It may come as a shock to you but it is normal for babies to vomit. Vomit here means expelling large quantities of milk as opposed to small amounts. Your baby is likely to cry when this happens because it can be scary.
Your baby’s stomach is not yet used to the new environment and this may cause an upset. It may also be car sickness since car rides were not really available in the womb. Some carry it to adulthood.
Sometimes the baby may be too full and this may cause a little indigestion.
Any kind of infection can cause a baby to get sick. It may be a urine infection, an ear infection or a stomach infection. Such may be accompanied by diarrhea though.
Prolonged coughing or crying
A baby can start coughing slightly and it grows into a full blown cough as though they have a chest infection. What follows a short while later is probably a stream of vomit. This can also happen if the baby cries for a long time.
Vomiting is therefore not always a symptom of sickness but there are some instances where you should get worried and see a doctor as soon as you can.
- If your baby is showing signs of dehydration like lack of tears, a dry mouth, fewer wet nappies (less than six in a day), floppiness and a sunken fontanelle ().
- Refusing food, formula or breast milk.
- A rash that does not blanch or fade when the baby’s skin is pressed.
- If the vomiting goes on for more than 12 hours or the baby vomits with great force. Vomiting persistently or with great force may be caused by pyloric stenosis, although it is rare. It usually appears when the baby is a few weeks old or any time before he clocks four months.

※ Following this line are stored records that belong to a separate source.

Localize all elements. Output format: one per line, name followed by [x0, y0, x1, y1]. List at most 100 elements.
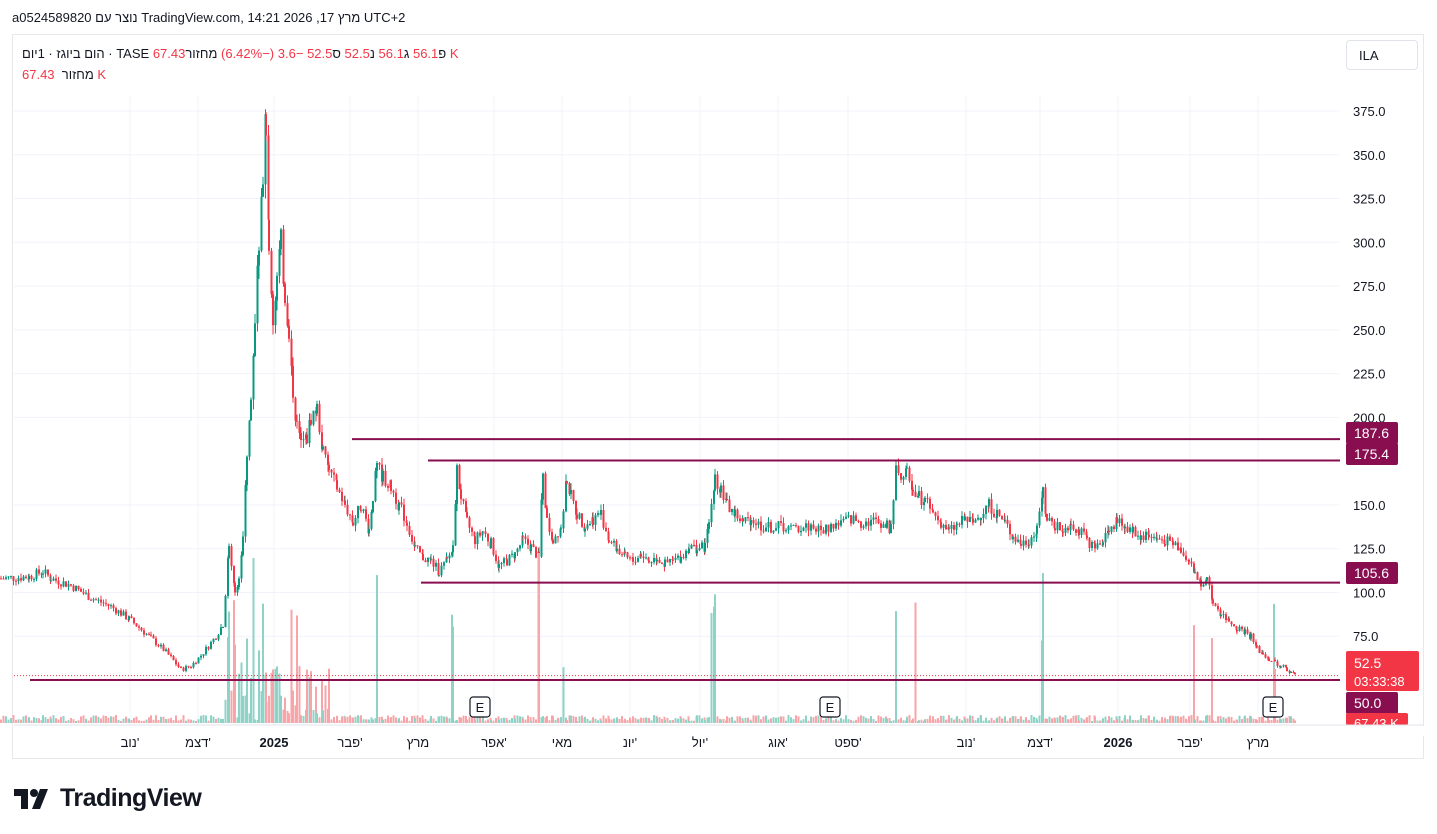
candle	[961, 516, 963, 525]
candle	[1252, 633, 1255, 642]
volume-bar	[1086, 717, 1088, 723]
candle	[75, 585, 77, 591]
candle	[387, 485, 389, 488]
volume-bar	[506, 720, 508, 723]
candle	[1174, 542, 1177, 546]
candle	[17, 578, 20, 582]
chart-panel	[12, 34, 1424, 759]
candle	[288, 325, 290, 339]
level-price-tag	[1346, 443, 1398, 465]
candle	[403, 504, 405, 521]
candle	[807, 523, 810, 531]
candle	[998, 509, 1001, 516]
candle	[414, 545, 416, 547]
volume-bar	[560, 717, 562, 723]
volume-bar	[205, 715, 207, 723]
volume-bar	[352, 718, 354, 723]
volume-bar	[584, 716, 586, 723]
volume-bar	[610, 719, 613, 723]
volume-bar	[1108, 716, 1110, 723]
earnings-marker[interactable]: E	[469, 696, 491, 718]
volume-bar	[1059, 715, 1061, 723]
volume-bar	[690, 720, 693, 723]
volume-bar	[817, 715, 820, 723]
candle	[282, 229, 285, 284]
symbol-currency-button[interactable]: ILA	[1346, 40, 1418, 70]
volume-bar	[674, 718, 677, 723]
volume-bar	[770, 718, 772, 723]
volume-bar	[503, 717, 505, 723]
candle	[122, 611, 125, 616]
candle	[621, 554, 623, 556]
earnings-marker[interactable]: E	[1262, 696, 1284, 718]
volume-bar	[820, 716, 822, 723]
candle	[498, 564, 500, 568]
volume-bar	[75, 720, 77, 723]
volume-bar	[937, 718, 939, 723]
candle	[867, 521, 870, 526]
candle	[1126, 526, 1129, 532]
candle	[1140, 535, 1142, 540]
candle	[207, 647, 210, 649]
volume-bar	[260, 691, 263, 723]
candle	[544, 473, 547, 508]
volume-bar	[190, 719, 192, 723]
volume-bar	[12, 715, 15, 723]
candle	[458, 465, 461, 490]
volume-bar	[1267, 716, 1269, 723]
volume-bar	[44, 717, 47, 723]
candle	[492, 538, 495, 555]
volume-bar	[138, 720, 140, 723]
candle	[586, 524, 589, 529]
volume-bar	[468, 716, 471, 723]
tradingview-logo[interactable]: TradingView	[14, 784, 202, 813]
volume-bar	[1078, 720, 1080, 723]
volume-bar	[1233, 720, 1235, 723]
y-tick-label: 150.0	[1353, 498, 1386, 513]
earnings-marker[interactable]: E	[819, 696, 841, 718]
volume-bar	[294, 705, 297, 723]
volume-bar	[514, 718, 516, 723]
candle	[985, 506, 987, 515]
volume-bar	[1126, 719, 1129, 723]
last-price-value: 52.5	[1354, 655, 1381, 671]
x-tick-label: ספט'	[834, 735, 861, 750]
volume-bar	[1274, 668, 1276, 723]
volume-bar	[360, 715, 362, 723]
volume-bar	[865, 717, 867, 723]
volume-bar	[175, 715, 177, 723]
volume-bar	[490, 720, 492, 723]
candle	[312, 410, 315, 425]
candle	[645, 557, 647, 559]
volume-bar	[296, 615, 298, 723]
volume-bar	[985, 717, 987, 723]
volume-bar	[1033, 716, 1035, 723]
volume-bar	[1252, 718, 1255, 723]
volume-bar	[540, 717, 543, 723]
candle	[438, 575, 440, 577]
candle	[432, 558, 435, 567]
volume-bar	[787, 715, 790, 723]
candle	[246, 456, 248, 486]
volume-bar	[1009, 717, 1011, 723]
candle	[143, 630, 145, 635]
volume-bar	[1238, 715, 1241, 723]
candle	[1075, 529, 1077, 533]
candle	[427, 557, 429, 563]
candle	[1096, 543, 1099, 549]
volume-bar	[57, 719, 60, 723]
volume-bar	[661, 719, 663, 723]
volume-bar	[602, 715, 605, 723]
candle	[696, 550, 698, 554]
volume-bar	[30, 720, 33, 723]
candle	[827, 524, 830, 532]
candle	[90, 599, 92, 601]
volume-bar	[498, 719, 500, 723]
candle	[419, 546, 421, 553]
candle	[1161, 539, 1163, 541]
candle	[576, 514, 578, 519]
volume-bar	[462, 715, 465, 723]
candle	[785, 530, 787, 532]
candle	[551, 531, 553, 540]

It can be explained as a thickening of the valve that connects the stomach and intestines. This keeps food from going through thus causing the baby to vomit. It is rectified surgically but still needs to be done fast.
- A swollen abdomen.
- A bulging fontanelle.
- Severe irritability or sleepiness.
- Shortness of breath.
- Presence of bile or blood in the vomit- It may not be a problem at first because it may have occurred if a small tear occurred in any of the blood vessels in the food pipe due to the force of vomiting. It could also occur if he had a nosebleed earlier or he had swallowed some blood from a cut in his mouth.

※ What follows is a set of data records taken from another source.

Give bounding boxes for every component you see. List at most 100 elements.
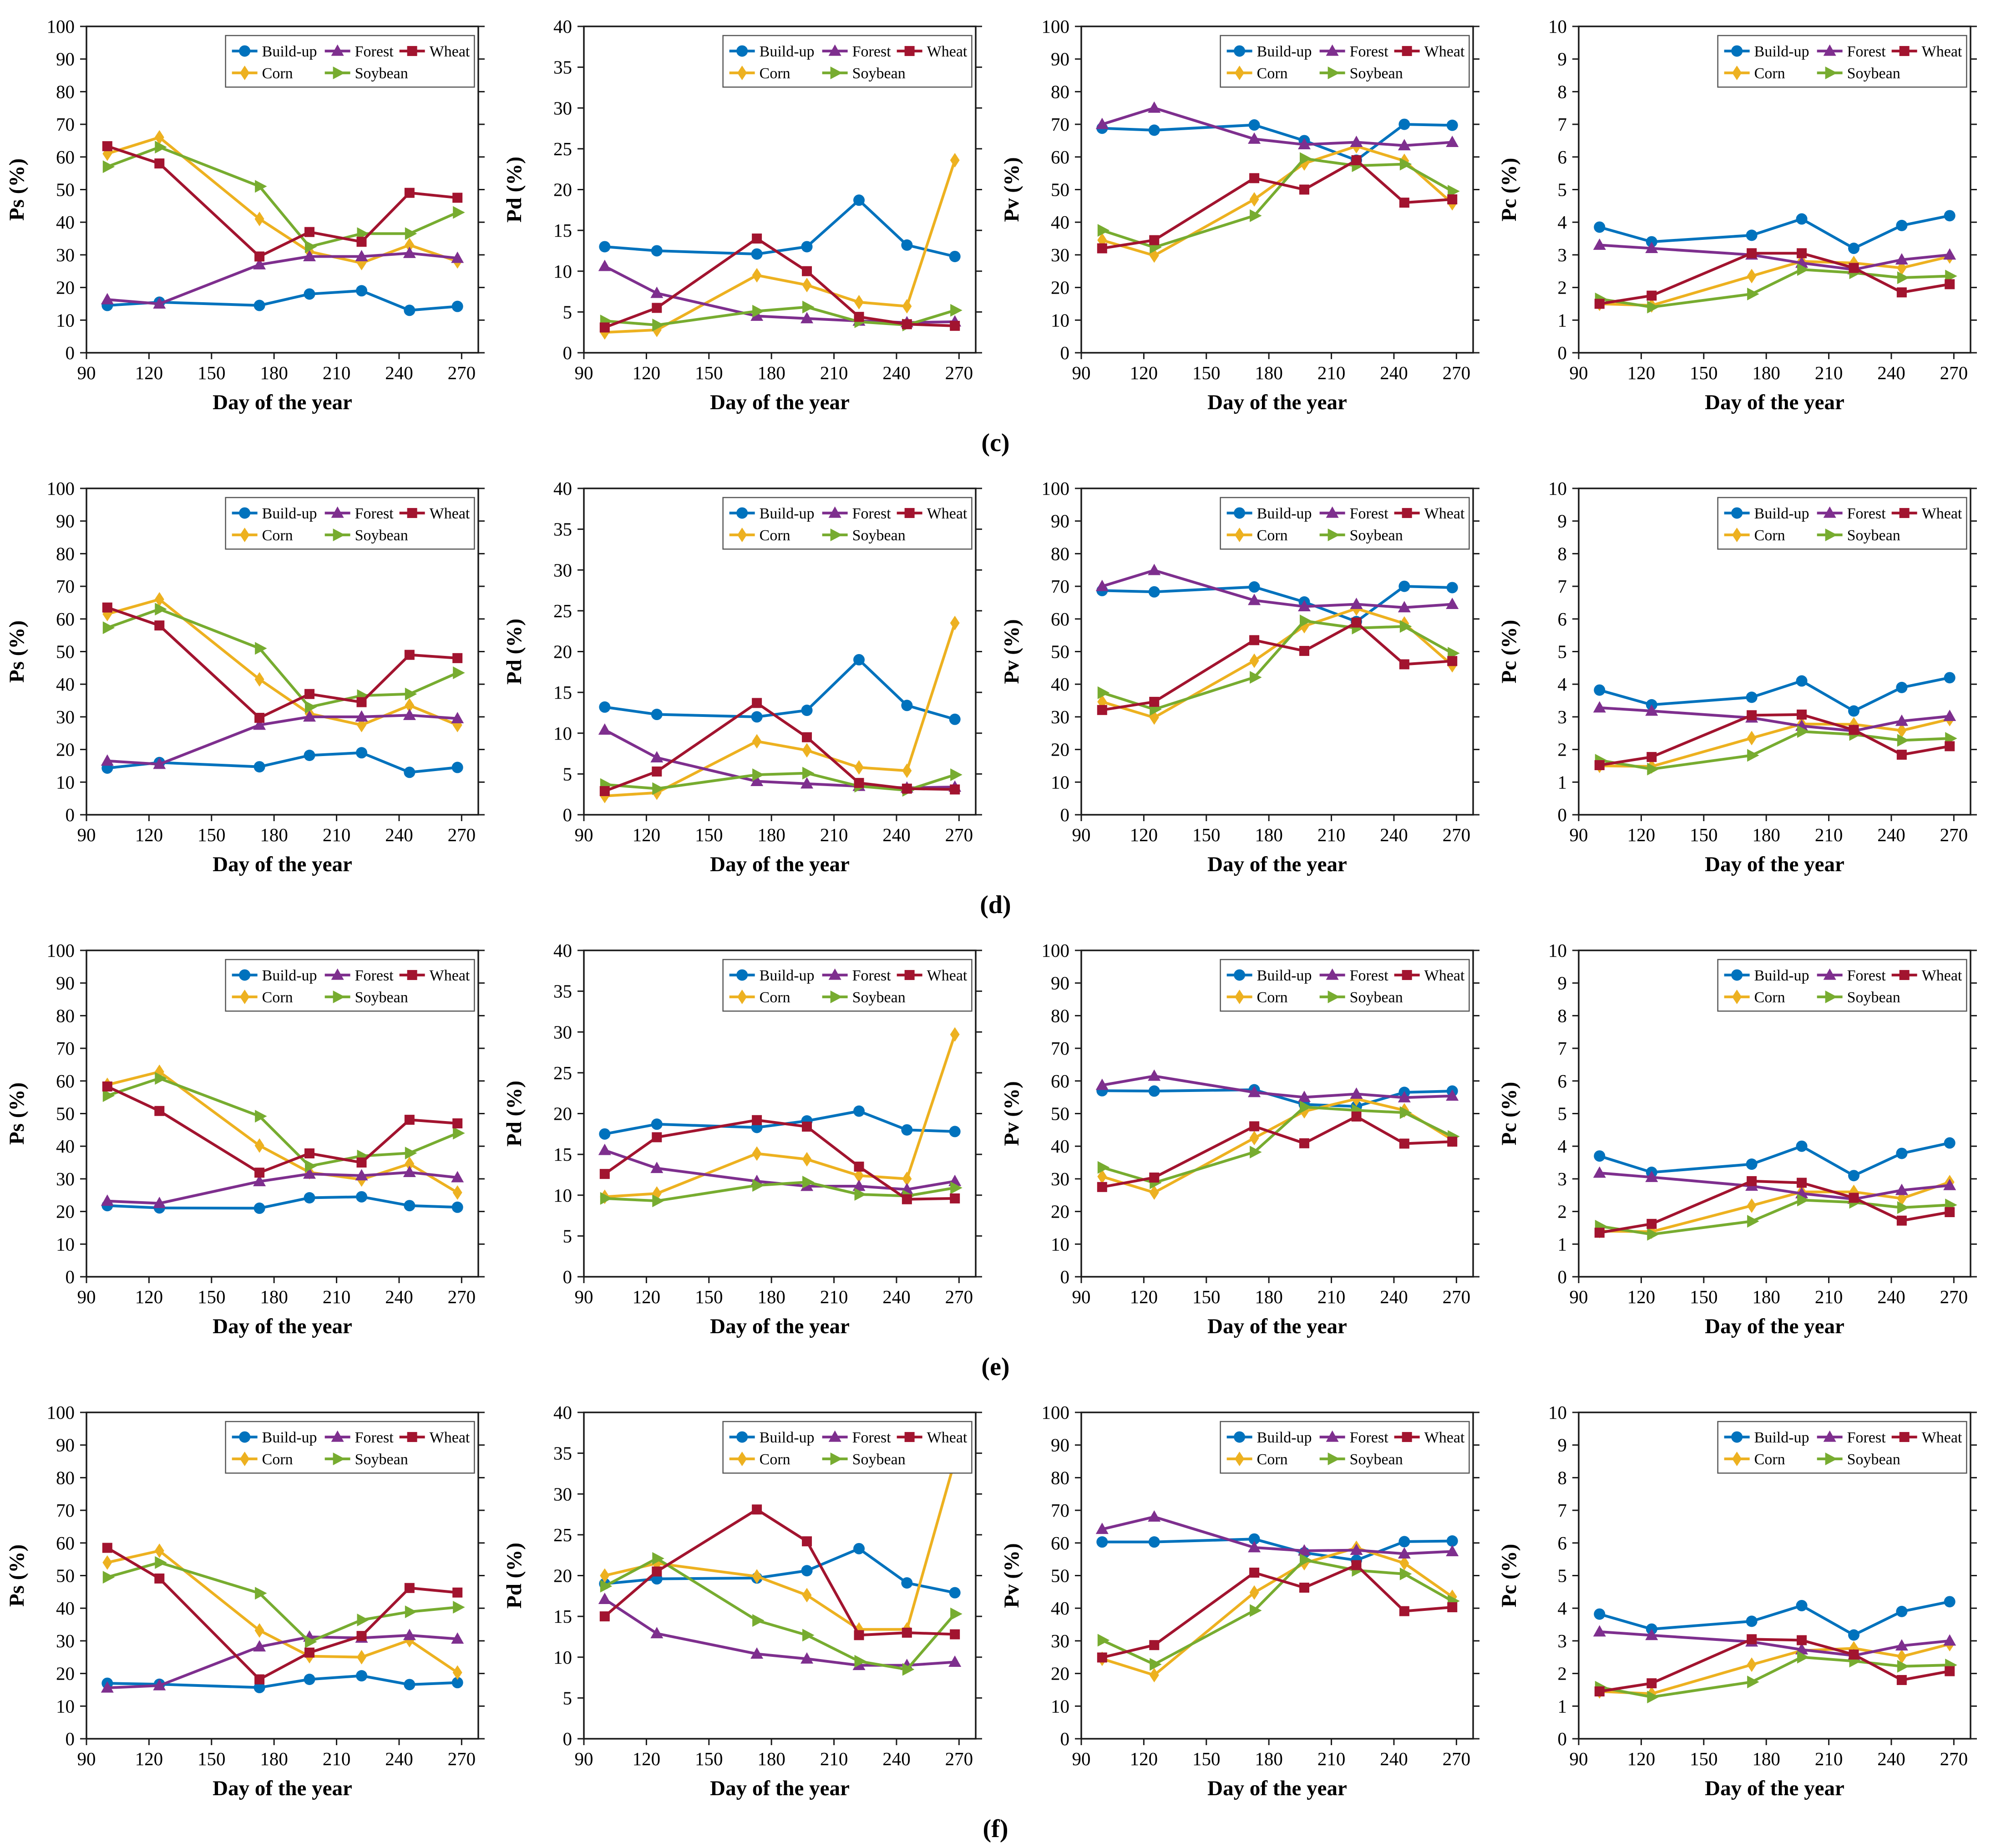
- svg-text:40: 40: [1051, 1598, 1069, 1619]
- svg-text:90: 90: [77, 824, 96, 845]
- x-axis-label: Day of the year: [213, 1315, 352, 1338]
- svg-text:40: 40: [56, 1136, 75, 1157]
- svg-text:40: 40: [56, 1598, 75, 1619]
- svg-text:5: 5: [563, 301, 572, 322]
- series-forest: [1095, 564, 1459, 613]
- chart-pc-panel-d: 90 120 150 180 210 240 270 0 1 2 3 4 5 6 7 8 9 10 Day of t…: [1492, 462, 1990, 885]
- svg-text:10: 10: [1548, 478, 1567, 499]
- chart-row-c: 90 120 150 180 210 240 270 0 10 20 30 40 50 60 70 80 90 1…: [0, 0, 1991, 423]
- legend-label: Forest: [1847, 1429, 1886, 1446]
- svg-text:30: 30: [553, 1483, 572, 1504]
- legend-label: Build-up: [262, 967, 317, 984]
- svg-text:5: 5: [563, 1687, 572, 1708]
- series-soybean: [1097, 152, 1460, 254]
- chart-pc-panel-e: 90 120 150 180 210 240 270 0 1 2 3 4 5 6 7 8 9 10 Day of t…: [1492, 924, 1990, 1347]
- legend: Build-up Corn Forest Soybean Wheat: [722, 1421, 973, 1474]
- svg-text:270: 270: [448, 1286, 476, 1307]
- chart-svg-pd-e: 90 120 150 180 210 240 270 0 5 10 15 20 25 30 35 40 Day …: [502, 940, 982, 1338]
- svg-text:20: 20: [553, 1103, 572, 1124]
- svg-text:0: 0: [66, 1728, 75, 1749]
- svg-text:50: 50: [56, 179, 75, 200]
- legend-label: Forest: [1847, 505, 1886, 522]
- x-axis-label: Day of the year: [710, 1315, 850, 1338]
- svg-text:270: 270: [1443, 824, 1471, 845]
- svg-text:8: 8: [1558, 543, 1567, 564]
- series-forest: [1095, 101, 1459, 151]
- legend-label: Wheat: [927, 1429, 968, 1446]
- chart-row-f: 90 120 150 180 210 240 270 0 10 20 30 40 50 60 70 80 90 1…: [0, 1386, 1991, 1809]
- svg-text:150: 150: [198, 362, 226, 383]
- svg-text:120: 120: [633, 362, 661, 383]
- svg-text:180: 180: [1255, 1286, 1283, 1307]
- svg-text:80: 80: [1051, 1467, 1069, 1488]
- svg-text:180: 180: [1752, 824, 1780, 845]
- svg-text:10: 10: [1051, 1696, 1069, 1716]
- svg-text:180: 180: [1752, 1286, 1780, 1307]
- svg-text:180: 180: [1255, 362, 1283, 383]
- series-forest: [598, 1143, 962, 1194]
- series-wheat: [102, 141, 463, 262]
- svg-text:240: 240: [385, 1286, 413, 1307]
- svg-text:20: 20: [553, 179, 572, 200]
- x-axis-label: Day of the year: [1705, 1315, 1844, 1338]
- svg-text:90: 90: [77, 1286, 96, 1307]
- svg-text:120: 120: [1130, 824, 1158, 845]
- series-forest: [101, 246, 464, 309]
- svg-text:210: 210: [1815, 824, 1843, 845]
- svg-text:80: 80: [56, 81, 75, 102]
- legend-label: Soybean: [852, 1451, 906, 1468]
- legend-label: Build-up: [1754, 43, 1809, 60]
- svg-text:50: 50: [56, 1565, 75, 1586]
- svg-text:150: 150: [1192, 1748, 1221, 1769]
- svg-text:10: 10: [553, 261, 572, 282]
- svg-text:90: 90: [77, 1748, 96, 1769]
- legend: Build-up Corn Forest Soybean Wheat: [1717, 959, 1967, 1012]
- legend-label: Build-up: [262, 505, 317, 522]
- svg-text:100: 100: [47, 16, 75, 37]
- legend: Build-up Corn Forest Soybean Wheat: [1717, 1421, 1967, 1474]
- y-axis-label: Pd (%): [502, 619, 526, 685]
- svg-text:10: 10: [553, 1647, 572, 1668]
- svg-text:70: 70: [1051, 1500, 1069, 1521]
- svg-text:5: 5: [1558, 641, 1567, 662]
- chart-svg-ps-f: 90 120 150 180 210 240 270 0 10 20 30 40 50 60 70 80 90 1…: [5, 1402, 485, 1800]
- svg-text:35: 35: [553, 981, 572, 1002]
- legend-label: Forest: [1847, 967, 1886, 984]
- svg-text:50: 50: [1051, 179, 1069, 200]
- svg-text:120: 120: [135, 824, 163, 845]
- legend: Build-up Corn Forest Soybean Wheat: [225, 35, 475, 88]
- svg-text:3: 3: [1558, 706, 1567, 727]
- svg-text:210: 210: [1815, 362, 1843, 383]
- svg-text:0: 0: [1060, 342, 1070, 363]
- svg-text:120: 120: [1627, 1286, 1656, 1307]
- svg-text:80: 80: [56, 1467, 75, 1488]
- series-build-up: [1594, 210, 1956, 254]
- x-axis-label: Day of the year: [1705, 391, 1844, 414]
- svg-text:0: 0: [1060, 1728, 1070, 1749]
- chart-svg-pv-e: 90 120 150 180 210 240 270 0 10 20 30 40 50 60 70 80 90 1…: [1000, 940, 1479, 1338]
- svg-text:100: 100: [47, 478, 75, 499]
- legend-label: Corn: [262, 989, 293, 1006]
- svg-text:270: 270: [1443, 362, 1471, 383]
- series-wheat: [1097, 1560, 1458, 1663]
- series-forest: [101, 1629, 464, 1693]
- svg-text:6: 6: [1558, 609, 1567, 630]
- svg-text:180: 180: [1752, 1748, 1780, 1769]
- legend: Build-up Corn Forest Soybean Wheat: [1220, 35, 1470, 88]
- legend-label: Soybean: [852, 989, 906, 1006]
- legend-label: Soybean: [355, 527, 408, 544]
- legend-label: Corn: [1257, 527, 1288, 544]
- svg-text:15: 15: [553, 220, 572, 241]
- series-forest: [101, 708, 464, 769]
- svg-text:20: 20: [56, 1201, 75, 1222]
- legend-label: Build-up: [760, 505, 815, 522]
- svg-text:50: 50: [56, 641, 75, 662]
- svg-text:90: 90: [1570, 1286, 1588, 1307]
- svg-text:210: 210: [1317, 1286, 1346, 1307]
- svg-text:5: 5: [563, 763, 572, 784]
- svg-text:5: 5: [563, 1225, 572, 1246]
- series-corn: [600, 1027, 960, 1204]
- svg-text:90: 90: [575, 362, 593, 383]
- svg-text:35: 35: [553, 1443, 572, 1464]
- legend: Build-up Corn Forest Soybean Wheat: [225, 497, 475, 550]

You can start worrying if the amount of blood increases or if it doesn’t stop appearing in the vomit. Green bile can be interpreted as a blockage in the intestines and that requires immediate medical attention.
How to handle it
- When the vomiting starts be sure to keep your baby hydrated since it causes him to lose a lot o fluids. You can use an ORS (oral rehydration solution) and continue breast milk as usual. Fizzy drinks and fruit juices should however be avoided.

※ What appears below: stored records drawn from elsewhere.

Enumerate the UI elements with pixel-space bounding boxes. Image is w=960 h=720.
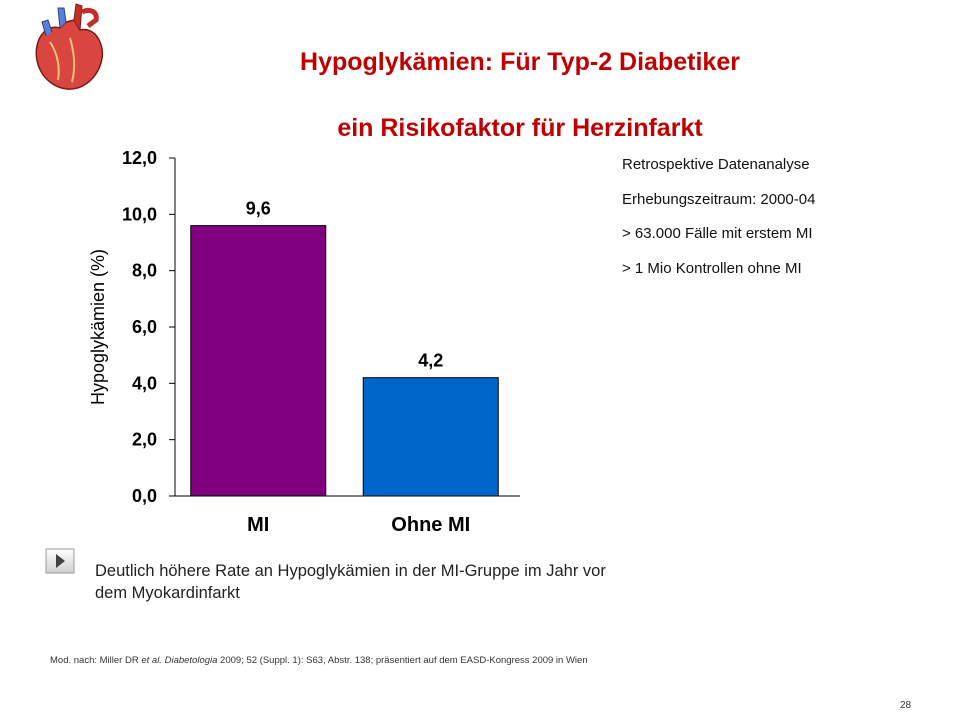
footnote-prefix: Mod. nach: Miller DR [50,655,142,666]
page-number: 28 [900,700,912,711]
y-tick-label: 8,0 [132,261,157,281]
info-item: Erhebungszeitraum: 2000-04 [622,190,816,208]
heart-icon [35,3,104,90]
footnote-journal: Diabetologia [164,655,218,666]
bar-mi [190,225,327,497]
footnote: Mod. nach: Miller DR et al. Diabetologia… [50,655,588,666]
info-item: > 1 Mio Kontrollen ohne MI [622,260,802,278]
slide-title-line1: Hypoglykämien: Für Typ-2 Diabetiker [300,48,740,76]
y-tick-label: 0,0 [132,486,157,506]
footnote-suffix: 2009; 52 (Suppl. 1): S63, Abstr. 138; pr… [217,655,588,666]
x-tick-label: MI [247,514,269,536]
y-tick-label: 10,0 [122,204,157,224]
y-tick-label: 12,0 [122,148,157,168]
slide-title-line2: ein Risikofaktor für Herzinfarkt [337,114,703,142]
info-item: Retrospektive Datenanalyse [622,156,810,173]
x-tick-label: Ohne MI [391,514,470,536]
bar-ohne-mi [362,377,499,497]
footnote-etal: et al. [141,655,162,666]
y-tick-label: 2,0 [132,430,157,450]
study-info-list: Retrospektive Datenanalyse Erhebungszeit… [622,148,815,287]
chart-svg: 0,0 2,0 4,0 6,0 8,0 10,0 12,0 Hypoglykämien (%)… [88,148,520,536]
play-arrow-icon [45,548,75,574]
y-tick-label: 6,0 [132,317,157,337]
y-tick-label: 4,0 [132,373,157,393]
bar-chart: 0,0 2,0 4,0 6,0 8,0 10,0 12,0 Hypoglykämien (%)… [60,140,540,550]
bullet-text: Deutlich höhere Rate an Hypoglykämien in… [95,562,606,602]
data-label: 9,6 [246,199,271,219]
data-label: 4,2 [418,351,443,371]
info-item: > 63.000 Fälle mit erstem MI [622,225,813,243]
y-axis-label: Hypoglykämien (%) [88,249,108,405]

- If the vomiting has stopped for between 12 and 24 hours you can start getting him back to his regular diet. Start slow though with foods that are easy to digest like yoghurt, milk and cereal.
- Ensuring that he gets some rest can also help. The stomach usually empties its contents into the intestines while he is asleep and this will ease the need to vomit.
You should avoid giving any anti-nausea medication unless they have been prescribed by a doctor. If it is not a serious case it should ease up after a short while.